Citigroup Inc. debuted a token service that’s part of a broader push to offer digital assets to institutional clients.
The product — known as Citi Token Services — will transform customers’ deposits into digital tokens that can be sent instantly anywhere in the world, according to a statement Monday. The service is housed in the firm’s treasury and trade solutions division, which has so far focused on using it to improve cash-management and trade-finance capabilities.
“The development of Citi Token Services is part of our journey to deliver real-time, always-on, next generation transaction banking services to our institutional clients,” Shahmir Khaliq, global head of the company’s services division, said in the statement.
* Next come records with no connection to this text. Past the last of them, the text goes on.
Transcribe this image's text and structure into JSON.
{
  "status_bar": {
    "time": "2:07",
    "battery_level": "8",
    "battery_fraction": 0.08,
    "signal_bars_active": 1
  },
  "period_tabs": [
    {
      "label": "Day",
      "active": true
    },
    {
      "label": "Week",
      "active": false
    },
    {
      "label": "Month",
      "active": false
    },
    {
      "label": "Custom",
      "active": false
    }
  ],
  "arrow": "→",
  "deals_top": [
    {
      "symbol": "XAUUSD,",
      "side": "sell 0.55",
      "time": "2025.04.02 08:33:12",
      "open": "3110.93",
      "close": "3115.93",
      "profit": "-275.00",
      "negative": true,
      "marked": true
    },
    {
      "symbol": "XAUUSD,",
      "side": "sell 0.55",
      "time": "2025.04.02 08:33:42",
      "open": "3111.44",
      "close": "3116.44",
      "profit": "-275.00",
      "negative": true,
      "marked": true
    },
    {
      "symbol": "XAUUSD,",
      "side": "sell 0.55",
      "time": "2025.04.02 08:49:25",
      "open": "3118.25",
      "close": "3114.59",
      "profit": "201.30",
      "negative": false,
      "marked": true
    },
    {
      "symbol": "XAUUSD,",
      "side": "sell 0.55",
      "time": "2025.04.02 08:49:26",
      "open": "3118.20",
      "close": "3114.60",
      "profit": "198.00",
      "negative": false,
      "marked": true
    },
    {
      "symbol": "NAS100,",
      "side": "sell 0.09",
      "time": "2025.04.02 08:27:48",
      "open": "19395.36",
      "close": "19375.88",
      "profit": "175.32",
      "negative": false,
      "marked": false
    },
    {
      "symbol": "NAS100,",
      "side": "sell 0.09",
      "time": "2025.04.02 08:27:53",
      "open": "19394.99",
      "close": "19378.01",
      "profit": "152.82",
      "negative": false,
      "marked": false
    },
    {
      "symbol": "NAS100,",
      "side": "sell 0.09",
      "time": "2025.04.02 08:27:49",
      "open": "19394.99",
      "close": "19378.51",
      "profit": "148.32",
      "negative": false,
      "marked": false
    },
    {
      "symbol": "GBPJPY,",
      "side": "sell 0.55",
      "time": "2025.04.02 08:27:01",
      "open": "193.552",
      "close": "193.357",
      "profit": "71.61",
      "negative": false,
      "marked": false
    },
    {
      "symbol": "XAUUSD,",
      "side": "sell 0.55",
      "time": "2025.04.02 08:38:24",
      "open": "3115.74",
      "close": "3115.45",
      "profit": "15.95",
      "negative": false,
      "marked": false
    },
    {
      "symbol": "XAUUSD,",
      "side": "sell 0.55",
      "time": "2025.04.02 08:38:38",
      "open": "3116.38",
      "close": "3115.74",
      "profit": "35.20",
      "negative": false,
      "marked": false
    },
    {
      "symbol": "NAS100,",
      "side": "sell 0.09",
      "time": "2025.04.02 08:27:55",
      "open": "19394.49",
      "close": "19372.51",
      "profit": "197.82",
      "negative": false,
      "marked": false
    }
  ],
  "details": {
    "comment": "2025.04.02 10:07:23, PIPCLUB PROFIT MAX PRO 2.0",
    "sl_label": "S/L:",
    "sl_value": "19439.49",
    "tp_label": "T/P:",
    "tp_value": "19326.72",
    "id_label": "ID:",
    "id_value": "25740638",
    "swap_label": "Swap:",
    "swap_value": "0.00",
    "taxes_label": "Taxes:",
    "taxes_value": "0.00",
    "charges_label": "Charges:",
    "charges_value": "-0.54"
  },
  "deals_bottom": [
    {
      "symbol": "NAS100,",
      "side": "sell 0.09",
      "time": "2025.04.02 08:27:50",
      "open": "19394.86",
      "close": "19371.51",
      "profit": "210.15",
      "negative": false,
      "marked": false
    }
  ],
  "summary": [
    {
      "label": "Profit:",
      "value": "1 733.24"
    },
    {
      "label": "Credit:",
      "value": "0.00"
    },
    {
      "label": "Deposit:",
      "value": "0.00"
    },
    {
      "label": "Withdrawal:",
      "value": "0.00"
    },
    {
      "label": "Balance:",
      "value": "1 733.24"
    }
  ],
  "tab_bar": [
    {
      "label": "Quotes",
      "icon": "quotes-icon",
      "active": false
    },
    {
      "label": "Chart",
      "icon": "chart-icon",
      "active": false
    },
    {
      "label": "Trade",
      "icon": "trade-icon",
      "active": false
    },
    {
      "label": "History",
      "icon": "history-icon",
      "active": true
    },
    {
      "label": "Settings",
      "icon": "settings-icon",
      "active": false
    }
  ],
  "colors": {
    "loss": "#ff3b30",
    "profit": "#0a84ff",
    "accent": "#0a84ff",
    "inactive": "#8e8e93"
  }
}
The move is the latest by an established banking giant to offer so-called “tokenized deposits,” or transferable digital coins that represent a claim against banks. Crucially, though, these tokens are processed on blockchain rails, meaning settlement is instantaneous.
For Citigroup’s new offering, the company will rely on a private blockchain owned and managed by the bank, according to the statement. Clients won’t need to set up their own digital wallet and will instead be able to access the service through the bank’s existing systems.
Citigroup is taking aim at the problem of moving money across borders, which can sometimes take days because of the myriad systems banks and governments use and differing work hours and bank holidays across the globe.
The new offering comes on the heels of Citigroup’s participation, along with a unit of the Federal Reserve Bank of New York and global banks, in a months-long test of a Regulated Liability Network, which allowed banks to simulate issuing digital money representing their customers’ own funds before settling through central bank reserves on a distributed ledger. That test proved to the Fed that these so-called digital dollars have the ability to improve wholesale payments, and that the use of the ledger didn’t alter the legal treatment of the deposits.
“Frictions related to cutoff times and gaps in the service window will be reduced,” Ryan Rugg, global head of digital assets at Citigroup’s treasury and trade solutions division, said in the statement. “Our solutions within the Citi network are complemented by inclusive and open industry collaboration on initiatives like the Regulated Liability Network.”
JPMorgan Chase & Co. is in the early stages of exploring a blockchain-based digital deposit token for speeding up cross-border payments and settlement, Bloomberg News reported earlier this month. The company has developed most of the underlying infrastructure needed for the tokens, but wouldn’t create them unless the project is approved by regulators.
By focusing some of its initial efforts on trade finance, Citigroup will be bringing digital offerings to an industry long dogged by paper processes and manual procedures.
The shipping business, for instance, relies heavily on letters of credit from banks so container carriers don’t have to carry large sums of cash to pay suppliers, like the companies that provide them with fuel or provisions. Instead, when a carrier refuels, the shipping company hands that fuel provider a letter of credit from Citigroup. The fuel provider then takes that to Citigroup and asks to be paid.
With smart contracts, which automatically execute a contract when prearranged terms and conditions are met, that transaction could be processed much faster, with no stacks of paper floating around.
Citigroup has already tested the new service with a canal authority and A.P. Moller-Maersk A/S, one of the world’s largest ocean-cargo companies. The pilot showed the bank could instantly transfer the tokenized deposits to suppliers based on smart contracts.
“We are pleased to have collaborated with Citi in the successful test pilots for the guarantee solution using digitized tokens and smart contracts,” Marie-Laure Martin, regional treasury manager for the Americas at Maersk, said in the statement. “The innovative solution has promising applications for trade finance.”